LGP’s Michael Laubsch told EUobserver it shows the EU acted based on "political abuse instead of rule of law".

“Of course Mr Azarov is satisfied … [He] is hoping that the verdict will also will have an impact on future decisions of the EU Council,” he added, as talks go on in Brussels on whether to extend the asset freeze into 2017.

Azarov, who lives in Moscow, recently told EUobserver he has no assets in the EU in any case.

But he said that winning the EU case would help his political project - the Committee for the Rescue of Ukraine - which is designed to unseat the pro-EU government in Kiev.

Thursday’s verdict came shortly after Interpol, the international police body, also suspended Azarov and Yanukovych from its wanted list.

An Interpol spokesman told EUobserver they might stay off the list “pending review” of Ukrainian evidence.

Political blow

The developments come at a difficult moment for Ukraine's current leader, president Petro Poroshenko, who is trying to pass a law on holding local elections in Russia-occupied parts of Donetsk and Luhansk in east Ukraine.

The elections are a key part of the so-called Minsk 2 ceasefire accord.

EU diplomats say he lacks a majority in parliament. If he fails, it will help Russia to say Ukraine is the guilty party on ceasefire non-compliance.

But the court ruling risks harming Ukrainian public support for both Poroshenko and the EU more broadly.

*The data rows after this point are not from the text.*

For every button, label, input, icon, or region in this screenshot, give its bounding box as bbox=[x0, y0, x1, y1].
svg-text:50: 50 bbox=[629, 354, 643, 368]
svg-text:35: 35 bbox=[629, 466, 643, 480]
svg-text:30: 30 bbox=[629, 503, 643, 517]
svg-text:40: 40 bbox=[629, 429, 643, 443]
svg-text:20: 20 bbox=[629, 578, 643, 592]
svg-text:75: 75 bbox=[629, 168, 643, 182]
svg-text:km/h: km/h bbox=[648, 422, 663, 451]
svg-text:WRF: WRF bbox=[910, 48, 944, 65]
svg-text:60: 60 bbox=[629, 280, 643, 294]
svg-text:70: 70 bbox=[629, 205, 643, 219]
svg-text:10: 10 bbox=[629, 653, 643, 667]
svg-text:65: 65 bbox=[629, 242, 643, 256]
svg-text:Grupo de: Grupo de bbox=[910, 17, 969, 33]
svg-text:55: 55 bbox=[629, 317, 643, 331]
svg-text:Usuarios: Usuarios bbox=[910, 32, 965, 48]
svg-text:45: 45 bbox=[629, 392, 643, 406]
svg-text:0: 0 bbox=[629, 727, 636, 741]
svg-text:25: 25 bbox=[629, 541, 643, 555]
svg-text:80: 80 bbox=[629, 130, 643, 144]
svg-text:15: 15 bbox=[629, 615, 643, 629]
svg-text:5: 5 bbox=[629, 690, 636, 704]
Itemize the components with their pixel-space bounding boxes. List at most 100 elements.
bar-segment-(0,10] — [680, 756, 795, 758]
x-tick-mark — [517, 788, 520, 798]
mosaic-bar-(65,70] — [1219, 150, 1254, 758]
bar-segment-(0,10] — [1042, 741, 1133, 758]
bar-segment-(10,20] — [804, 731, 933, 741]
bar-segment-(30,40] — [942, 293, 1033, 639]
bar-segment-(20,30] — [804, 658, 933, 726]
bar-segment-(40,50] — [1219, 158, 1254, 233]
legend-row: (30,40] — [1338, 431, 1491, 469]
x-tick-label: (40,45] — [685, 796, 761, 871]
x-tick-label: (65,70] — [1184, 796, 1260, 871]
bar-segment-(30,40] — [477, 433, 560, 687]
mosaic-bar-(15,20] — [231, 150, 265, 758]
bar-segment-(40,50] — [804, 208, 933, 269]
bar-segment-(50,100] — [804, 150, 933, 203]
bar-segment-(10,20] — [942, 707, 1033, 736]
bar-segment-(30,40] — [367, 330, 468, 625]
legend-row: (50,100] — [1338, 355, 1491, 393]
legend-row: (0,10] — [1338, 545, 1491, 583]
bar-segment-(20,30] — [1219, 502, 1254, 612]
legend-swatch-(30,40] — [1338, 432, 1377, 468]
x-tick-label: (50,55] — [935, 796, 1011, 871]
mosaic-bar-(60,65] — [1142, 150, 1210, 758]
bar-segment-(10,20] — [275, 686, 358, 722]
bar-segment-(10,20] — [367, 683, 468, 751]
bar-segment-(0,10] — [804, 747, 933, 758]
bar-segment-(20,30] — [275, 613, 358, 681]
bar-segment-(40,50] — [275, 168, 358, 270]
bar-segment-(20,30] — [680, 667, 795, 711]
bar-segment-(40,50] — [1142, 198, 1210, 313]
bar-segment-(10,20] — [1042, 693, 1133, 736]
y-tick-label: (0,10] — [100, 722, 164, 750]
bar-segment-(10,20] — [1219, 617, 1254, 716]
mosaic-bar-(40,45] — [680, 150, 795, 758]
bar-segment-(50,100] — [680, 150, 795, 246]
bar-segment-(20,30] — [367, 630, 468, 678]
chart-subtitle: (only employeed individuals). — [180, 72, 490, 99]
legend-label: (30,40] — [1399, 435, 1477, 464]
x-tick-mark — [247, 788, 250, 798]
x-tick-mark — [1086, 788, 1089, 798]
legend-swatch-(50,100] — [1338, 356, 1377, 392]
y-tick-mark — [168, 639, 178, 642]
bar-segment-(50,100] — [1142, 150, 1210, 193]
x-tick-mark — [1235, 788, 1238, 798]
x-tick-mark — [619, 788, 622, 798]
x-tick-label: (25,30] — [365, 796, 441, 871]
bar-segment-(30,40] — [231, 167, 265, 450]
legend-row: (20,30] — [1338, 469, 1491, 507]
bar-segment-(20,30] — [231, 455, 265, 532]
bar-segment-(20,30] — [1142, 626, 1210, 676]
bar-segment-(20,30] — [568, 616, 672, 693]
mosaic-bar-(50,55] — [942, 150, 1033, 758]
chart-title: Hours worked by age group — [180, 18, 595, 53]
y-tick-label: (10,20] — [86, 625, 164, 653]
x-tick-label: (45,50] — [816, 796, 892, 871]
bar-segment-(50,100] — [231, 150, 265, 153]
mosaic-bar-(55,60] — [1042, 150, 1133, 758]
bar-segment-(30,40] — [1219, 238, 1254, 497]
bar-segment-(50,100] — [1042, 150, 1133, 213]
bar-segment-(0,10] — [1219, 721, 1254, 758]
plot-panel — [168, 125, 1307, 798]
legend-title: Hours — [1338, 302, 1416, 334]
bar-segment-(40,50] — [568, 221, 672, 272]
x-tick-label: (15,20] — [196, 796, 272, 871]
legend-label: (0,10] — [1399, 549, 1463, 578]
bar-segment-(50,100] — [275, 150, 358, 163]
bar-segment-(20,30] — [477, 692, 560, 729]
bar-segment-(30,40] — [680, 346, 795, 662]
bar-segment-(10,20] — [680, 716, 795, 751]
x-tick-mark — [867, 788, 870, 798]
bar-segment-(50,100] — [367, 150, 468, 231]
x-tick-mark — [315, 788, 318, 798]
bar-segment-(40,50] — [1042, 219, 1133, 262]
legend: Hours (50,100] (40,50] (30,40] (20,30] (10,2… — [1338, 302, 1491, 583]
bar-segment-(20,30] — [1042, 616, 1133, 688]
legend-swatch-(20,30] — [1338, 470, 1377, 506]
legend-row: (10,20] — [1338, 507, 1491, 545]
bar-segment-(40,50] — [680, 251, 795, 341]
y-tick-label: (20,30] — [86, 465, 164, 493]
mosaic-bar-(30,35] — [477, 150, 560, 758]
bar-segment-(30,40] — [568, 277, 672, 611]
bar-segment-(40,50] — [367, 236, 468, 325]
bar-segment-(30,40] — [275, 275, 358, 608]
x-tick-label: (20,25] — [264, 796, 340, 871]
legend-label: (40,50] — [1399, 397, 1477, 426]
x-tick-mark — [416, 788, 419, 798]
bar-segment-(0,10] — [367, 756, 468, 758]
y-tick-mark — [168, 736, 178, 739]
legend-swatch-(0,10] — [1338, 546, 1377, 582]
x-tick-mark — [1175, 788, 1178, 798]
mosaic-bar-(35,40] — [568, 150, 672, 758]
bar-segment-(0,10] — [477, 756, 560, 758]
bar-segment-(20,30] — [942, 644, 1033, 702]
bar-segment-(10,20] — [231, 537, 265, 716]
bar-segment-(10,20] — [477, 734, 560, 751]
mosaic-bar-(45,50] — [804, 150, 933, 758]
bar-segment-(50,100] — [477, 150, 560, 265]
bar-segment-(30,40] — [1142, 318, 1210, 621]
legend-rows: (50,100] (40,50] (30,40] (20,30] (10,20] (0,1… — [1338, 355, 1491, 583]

The day Yanukovych fled, on 23 February 2014, Valentyna, a 40-year old Ukrainian economist, told EUobserver in Lviv, western Ukraine, that Europe had “insulted” the Maidan activists.

“People stood on the Maidan for three months and Europe did nothing,” she said.

“Now it should block their [the Yanukovych regime’s] bank accounts. It should work with the new authorities on this, because most of them have put their stolen money in Europe.”

Two years down the line, and people like Valentyna are apt to feel “insulted” once again.